Learn Voice from Mim in Mosquitoland

Probably the most frequently asked question of an editor by an aspiring writer is this: What kind of book are you looking for? Inevitably, the answer goes something like this: “I’m looking for a compelling story, told with a fresh, appealing voice.”

So what is voice? I think of it as the personality that resonates with the telling of a story. Voice is created with a variety of elements: vocabulary, syntax (the order of the words in the sentence), grammar, idiom (expressions whose meaning might not be understood outside of a particular group or region), and the rhythms of the sentences. Voice in writing develops over time as the writer increases her vocabulary, as she learns to write concisely and vividly, and as her worldview changes.

“Mosquitoland,” a new young adult novel by David Arnold (Viking Books for Young Readers), is narrated by sixteen-year-old Mary Iris Malone (“Mim”), whose marvelous voice is one of the great rewards of the book. Intelligent and well-read, Mim handles herself in a self-assured manner. She’s observant and insightful, and by turns biting, funny, nearly always fascinating — and appealing.

Mim’s father has left her mother, married a new wife Kathy, and dragged Mim from her home in Ohio to the “wastelands” of Jackson, Mississippi, which she has dubbed Mosquitoland.

Overhearing that her mother is ill, and convinced that her dad and Kathy have conspired to keep her mother away from her, she steals Kathy’s money, hops on a Greyhound, and heads north to save her mother. The book is her journey. She meets a variety of people along the way, two of whom join her: the good-looking Beck Van Buren, and the homeless kid Walt with Down’s Syndrome. Beck and Walt travel with Mim all the way to Cleveland, where her mother lives.

Mim rages against her dad, longs for her loving mother, fears madness, and attempts to “round off the sharp edges.” She grows as a character, marvels at the joy that is Walt and her own tender feelings toward him, and she falls in love with Beck.

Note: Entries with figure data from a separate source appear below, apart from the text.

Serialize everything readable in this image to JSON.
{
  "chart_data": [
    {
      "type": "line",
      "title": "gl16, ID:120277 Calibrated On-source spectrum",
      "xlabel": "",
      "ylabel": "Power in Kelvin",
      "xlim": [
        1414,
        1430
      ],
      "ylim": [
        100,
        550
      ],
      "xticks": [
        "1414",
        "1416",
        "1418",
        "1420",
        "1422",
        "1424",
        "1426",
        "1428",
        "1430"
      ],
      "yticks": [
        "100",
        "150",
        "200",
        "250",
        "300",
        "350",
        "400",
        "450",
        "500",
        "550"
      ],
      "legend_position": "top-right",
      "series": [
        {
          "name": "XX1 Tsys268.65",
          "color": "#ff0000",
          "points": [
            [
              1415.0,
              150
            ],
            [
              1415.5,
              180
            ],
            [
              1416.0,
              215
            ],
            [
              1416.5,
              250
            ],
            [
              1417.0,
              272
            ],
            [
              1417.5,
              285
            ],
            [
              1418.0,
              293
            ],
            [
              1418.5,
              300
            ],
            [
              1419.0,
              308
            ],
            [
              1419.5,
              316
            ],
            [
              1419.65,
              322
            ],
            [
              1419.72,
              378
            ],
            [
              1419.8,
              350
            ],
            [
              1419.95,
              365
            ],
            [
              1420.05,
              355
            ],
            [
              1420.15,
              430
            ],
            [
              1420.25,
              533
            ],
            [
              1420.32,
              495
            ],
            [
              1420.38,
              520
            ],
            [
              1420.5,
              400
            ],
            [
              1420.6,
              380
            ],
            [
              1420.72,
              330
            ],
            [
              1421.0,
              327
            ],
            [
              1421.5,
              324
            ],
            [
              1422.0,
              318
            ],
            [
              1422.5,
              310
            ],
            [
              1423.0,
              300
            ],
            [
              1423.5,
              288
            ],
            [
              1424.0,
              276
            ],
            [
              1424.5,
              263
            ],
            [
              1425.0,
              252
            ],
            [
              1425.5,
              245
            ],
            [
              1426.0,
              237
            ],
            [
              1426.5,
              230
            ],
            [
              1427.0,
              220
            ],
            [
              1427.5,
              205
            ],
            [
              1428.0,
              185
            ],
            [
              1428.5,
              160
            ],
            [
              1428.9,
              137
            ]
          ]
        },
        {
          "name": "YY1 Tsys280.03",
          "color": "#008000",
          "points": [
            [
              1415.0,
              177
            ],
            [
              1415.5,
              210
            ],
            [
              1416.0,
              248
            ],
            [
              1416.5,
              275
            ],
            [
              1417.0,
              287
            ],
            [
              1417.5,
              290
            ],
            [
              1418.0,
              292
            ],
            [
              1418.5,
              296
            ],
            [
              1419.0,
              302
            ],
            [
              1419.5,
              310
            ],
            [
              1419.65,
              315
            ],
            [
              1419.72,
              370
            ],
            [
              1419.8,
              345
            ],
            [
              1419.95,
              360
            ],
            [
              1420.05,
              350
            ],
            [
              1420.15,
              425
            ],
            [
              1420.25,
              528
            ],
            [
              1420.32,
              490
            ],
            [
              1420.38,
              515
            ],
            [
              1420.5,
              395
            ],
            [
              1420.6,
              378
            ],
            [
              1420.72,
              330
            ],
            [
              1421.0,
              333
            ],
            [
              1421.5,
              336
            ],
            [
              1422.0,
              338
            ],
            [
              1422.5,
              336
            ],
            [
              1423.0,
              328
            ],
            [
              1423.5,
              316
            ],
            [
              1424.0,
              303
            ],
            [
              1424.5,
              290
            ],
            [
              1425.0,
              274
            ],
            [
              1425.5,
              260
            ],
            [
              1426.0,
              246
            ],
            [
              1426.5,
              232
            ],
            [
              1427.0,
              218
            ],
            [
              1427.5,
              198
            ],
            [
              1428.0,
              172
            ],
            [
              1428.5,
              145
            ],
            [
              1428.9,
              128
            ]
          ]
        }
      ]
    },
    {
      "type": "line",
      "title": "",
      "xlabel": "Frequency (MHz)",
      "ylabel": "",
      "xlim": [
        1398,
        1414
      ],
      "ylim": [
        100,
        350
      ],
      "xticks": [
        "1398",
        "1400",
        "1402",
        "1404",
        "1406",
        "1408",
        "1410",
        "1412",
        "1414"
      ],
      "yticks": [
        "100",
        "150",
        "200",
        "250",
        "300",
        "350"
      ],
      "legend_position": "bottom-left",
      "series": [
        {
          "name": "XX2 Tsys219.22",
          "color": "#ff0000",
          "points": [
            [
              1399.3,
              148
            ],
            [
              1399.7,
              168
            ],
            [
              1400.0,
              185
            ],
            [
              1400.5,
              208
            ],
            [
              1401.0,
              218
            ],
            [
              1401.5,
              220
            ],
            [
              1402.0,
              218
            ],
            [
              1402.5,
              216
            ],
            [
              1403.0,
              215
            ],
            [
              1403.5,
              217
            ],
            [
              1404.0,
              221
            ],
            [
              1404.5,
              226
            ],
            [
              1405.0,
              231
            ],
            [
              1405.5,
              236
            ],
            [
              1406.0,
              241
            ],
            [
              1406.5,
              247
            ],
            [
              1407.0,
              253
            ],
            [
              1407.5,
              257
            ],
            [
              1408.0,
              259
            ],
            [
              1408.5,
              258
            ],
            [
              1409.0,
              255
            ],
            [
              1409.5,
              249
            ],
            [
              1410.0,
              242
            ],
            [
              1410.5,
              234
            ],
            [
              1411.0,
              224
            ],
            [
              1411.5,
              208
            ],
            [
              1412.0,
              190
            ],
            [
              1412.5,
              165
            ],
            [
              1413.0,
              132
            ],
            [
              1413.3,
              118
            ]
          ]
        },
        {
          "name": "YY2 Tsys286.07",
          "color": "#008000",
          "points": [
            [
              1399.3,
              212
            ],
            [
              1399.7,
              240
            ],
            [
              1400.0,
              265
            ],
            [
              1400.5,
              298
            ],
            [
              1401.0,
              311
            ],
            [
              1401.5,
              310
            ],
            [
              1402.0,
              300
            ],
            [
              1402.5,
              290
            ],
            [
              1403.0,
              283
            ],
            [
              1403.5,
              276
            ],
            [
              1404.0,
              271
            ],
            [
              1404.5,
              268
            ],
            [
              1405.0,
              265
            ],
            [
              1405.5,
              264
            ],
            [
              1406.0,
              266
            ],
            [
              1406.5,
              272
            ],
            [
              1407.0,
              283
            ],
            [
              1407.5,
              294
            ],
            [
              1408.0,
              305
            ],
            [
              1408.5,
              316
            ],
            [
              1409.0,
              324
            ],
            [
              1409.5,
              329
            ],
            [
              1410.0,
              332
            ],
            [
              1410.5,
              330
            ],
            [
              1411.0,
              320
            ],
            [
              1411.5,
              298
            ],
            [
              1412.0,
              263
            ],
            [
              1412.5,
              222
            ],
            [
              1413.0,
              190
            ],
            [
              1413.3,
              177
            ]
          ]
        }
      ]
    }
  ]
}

Like the Pied Piper’s music, Mim’s voice is what keeps the reader following her. At the beginning of the story, she cautions us that she, like every great character is multidimensional.

“Remember this when I describe the antics that follow, for though I am not a villain, I am not immune to villainy.” She is able to admit to manipulation. When she “unloads” on Beck, telling him why she ran away, she tells us, “I hate admitting this … but I’d be lying if I said I wasn’t wearing my cute face the entire time.”

And she is reflective about the turns in her life: “I float in the silence, watching the final touches of this perfect moonrise, and in a moment of heavenly revelation, it occurs to me that detours are not without purpose.”

Anyone who aspires to write a character with a “fresh, appealing voice” would do well to study Mim.